II. ARTIFACT TYPES (BACKGROUND)

According to [8] the term “information need” is characterized as “information seeking towards the satisfaction of needs”. Transferring this to the context of requirements engineering means that we have to investigate information that document consumers (like software architects) seek in an SRS to satisfy their needs. Typically, information is specified in an SRS by creating artifacts such as persona descriptions of supported stakeholders or UML activity diagrams visualizing a certain business process. These artifacts documenting the requirements can basically be categorized into artifact types, such as descriptions of stakeholders, descriptions of business processes, descriptions of goals, etc.

In the following, we briefly introduce several best-practice artifact types that have been the subject of the studies presented in this paper. These artifact types are based on applying the Task-Oriented Requirements Engineering

Framework (short: TORE) a well-proven approach when eliciting and specifying requirements in the context of information systems development [5]. Following this approach, system functionalities are derived systematically from the goals and tasks of the stakeholders who are to be supported by the system to be developed. To achieve this, requirements are refined by making and documenting decisions across different levels of abstraction. Figure 1 illustrates the various decision points and abstraction levels underlying this framework.

Figure 1: TORE Framework

A. Artifacts on Goal and Task Level

On this first level of abstraction, decisions are made regarding (1) stakeholders to be supported by the system, (2) goals that these stakeholders have and that should be fulfilled by the system, and (3) stakeholder tasks that operationalize these goals. Elicited information related to these decisions is specified in the form of artifacts by using appropriate notations. For instance, to document all relevant stakeholder information like role, work context, age, gender, language, educational background, etc., role descriptions and personas [6] can be used. The elicited goals and their relationships as well as possible conflicts can be documented in artifacts such as goal descriptions or goal graphs [7]. Finally, information

regarding stakeholder tasks is typically documented in the form of textual task descriptions (see Figure 2).

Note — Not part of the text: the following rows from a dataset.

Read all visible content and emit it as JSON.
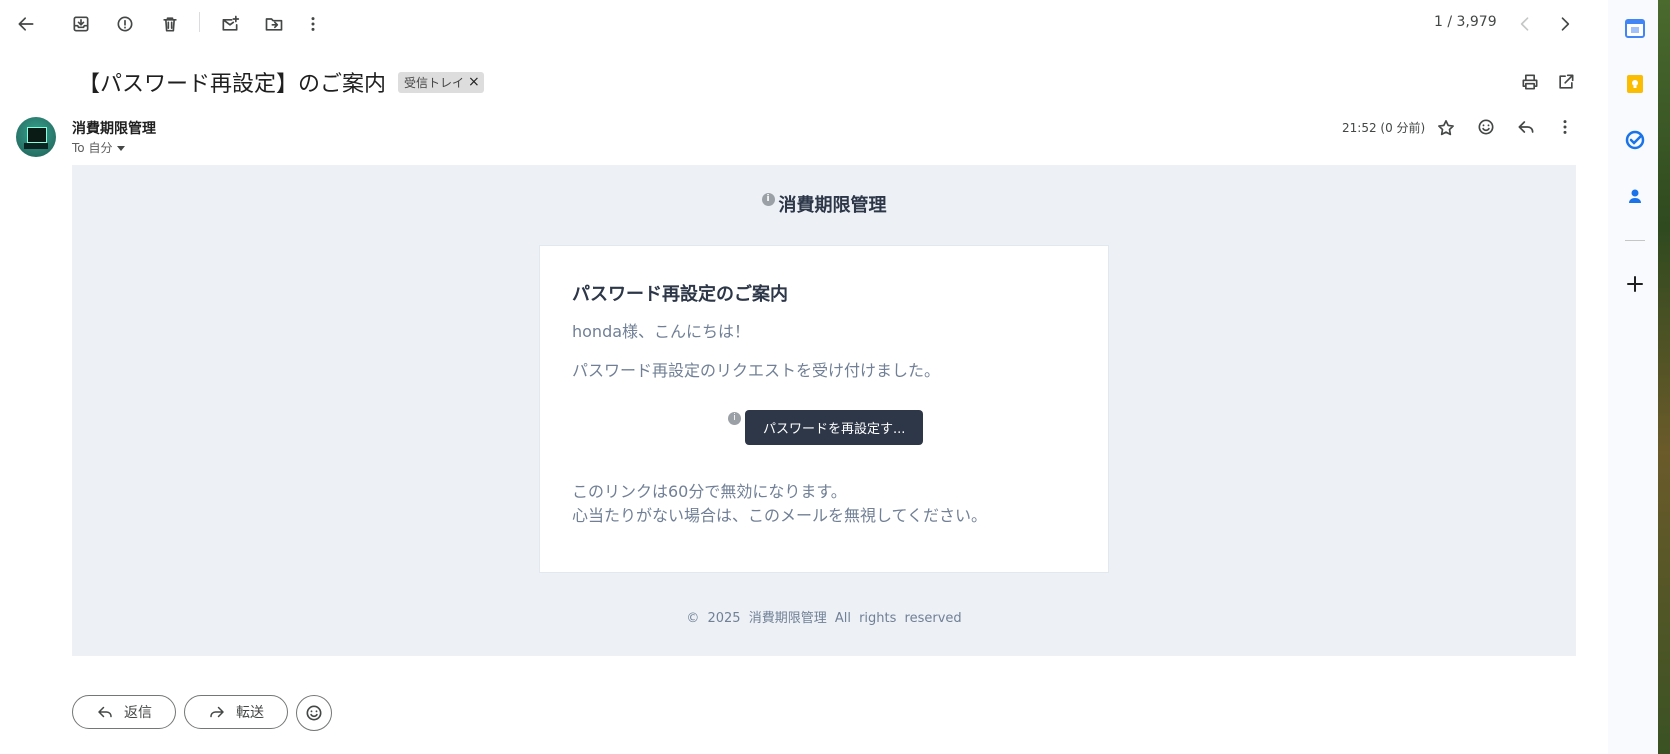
{
  "toolbar": {
    "back_icon": "arrow-left-icon",
    "archive_icon": "archive-icon",
    "report_icon": "report-spam-icon",
    "delete_icon": "trash-icon",
    "mark_unread_icon": "mark-unread-icon",
    "move_icon": "move-to-icon",
    "more_icon": "more-vert-icon",
    "counter": "1 / 3,979"
  },
  "email": {
    "subject": "【パスワード再設定】のご案内",
    "label": "受信トレイ",
    "label_close": "×",
    "sender": "消費期限管理",
    "to": "To 自分",
    "time": "21:52 (0 分前)"
  },
  "body": {
    "brand": "消費期限管理",
    "info_glyph": "i",
    "card_title": "パスワード再設定のご案内",
    "greeting": "honda様、こんにちは！",
    "para1": "パスワード再設定のリクエストを受け付けました。",
    "button": "パスワードを再設定す...",
    "para2_line1": "このリンクは60分で無効になります。",
    "para2_line2": "心当たりがない場合は、このメールを無視してください。",
    "footer": "© 2025 消費期限管理 All rights reserved"
  },
  "actions": {
    "reply": "返信",
    "forward": "転送"
  },
  "colors": {
    "body_bg": "#edf1f6",
    "button_bg": "#2d3748",
    "text_muted": "#718096",
    "heading": "#2d3748"
  }
}
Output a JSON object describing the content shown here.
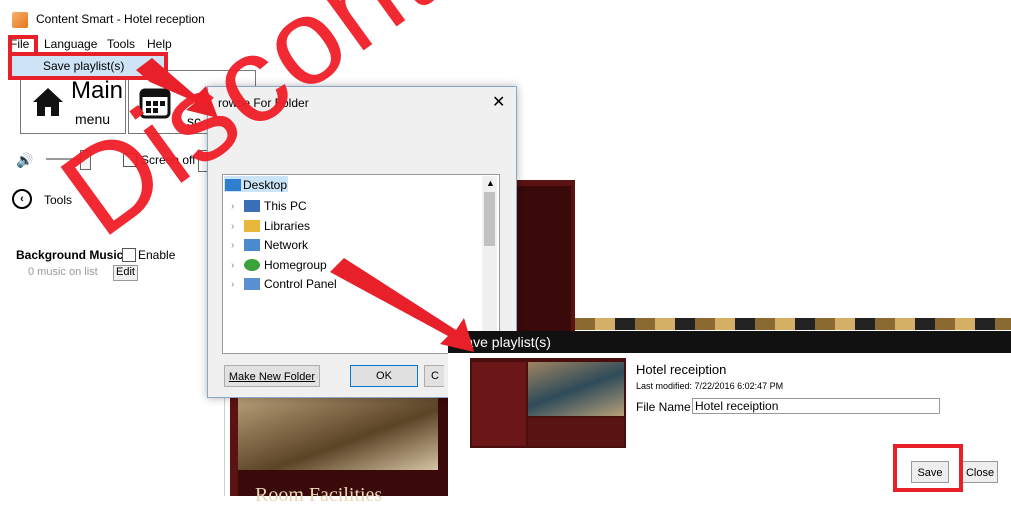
{
  "window": {
    "title": "Content Smart - Hotel reception"
  },
  "menu": {
    "items": [
      "File",
      "Language",
      "Tools",
      "Help"
    ],
    "file_dropdown_item": "Save playlist(s)"
  },
  "main_buttons": {
    "main_line1": "Main",
    "main_line2": "menu",
    "schedule_partial": "sc"
  },
  "controls": {
    "screen_off": "Screen off"
  },
  "tools": {
    "label": "Tools"
  },
  "background_music": {
    "label": "Background Music",
    "enable": "Enable",
    "count": "0  music on list",
    "edit": "Edit"
  },
  "preview": {
    "caption": "Room Facilities"
  },
  "browse_dialog": {
    "title": "rowse For Folder",
    "tree": [
      "Desktop",
      "This PC",
      "Libraries",
      "Network",
      "Homegroup",
      "Control Panel"
    ],
    "make_new_folder": "Make New Folder",
    "ok": "OK"
  },
  "save_dialog": {
    "title": "Save playlist(s)",
    "playlist_name": "Hotel receiption",
    "last_modified": "Last modified: 7/22/2016 6:02:47 PM",
    "file_name_label": "File Name",
    "file_name_value": "Hotel receiption",
    "save": "Save",
    "close": "Close"
  },
  "overlay": {
    "watermark": "Discontinued",
    "accent_color": "#e8202a"
  }
}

Figure 2: Task description (example)

B. Artifacts on Domain Level

The second abstraction level according to TORE is dedicated to further analyzing and refining the tasks identified before. This includes making decisions related to

activities currently being performed to execute the tasks (“as-is activities” / “as-is workflows”)

how the task execution will change with the introduction of the system (“to-be activities” / “to-be workflows”)

responsibilities of the system within the future task execution (i.e., identification of activities that are either automatically executed by the system or require interaction between the system and an actor)

domain data relevant for the execution of the tasks

To document all elicited information related to these decisions, various artifacts are created, comprising textual scenario descriptions, semi-formal / graphical process descriptions, e.g., in the form of UML activity diagrams [9], BPMN [10], or EPC models [11]. The specification of domain data often results in data models using UML class diagrams or entity-relationship diagrams. Finally, system responsibilities are typically visualized in the form of UML use case diagrams.

C. Artifacts on Interaction Level

On this last level of abstraction, all activities supported by the system (as identified in the decision point “System Responsibilities”) are further refined and specified. Decisions on the Interaction Level are related to

system functionalities that the system offers

how an actor (either human or external system) interacts with the system

data that is exchanged during interaction

logical grouping of system functionalities into workspaces

To document all information related to these decisions,

artifacts are created that comprise system function descriptions, (see Figure 3) interaction descriptions (e.g., in the form of use case descriptions), and descriptions of interaction data in the form of data models. UI structures are used to logically group common functionalities (i.e., system functions, use cases, and data) into workspaces.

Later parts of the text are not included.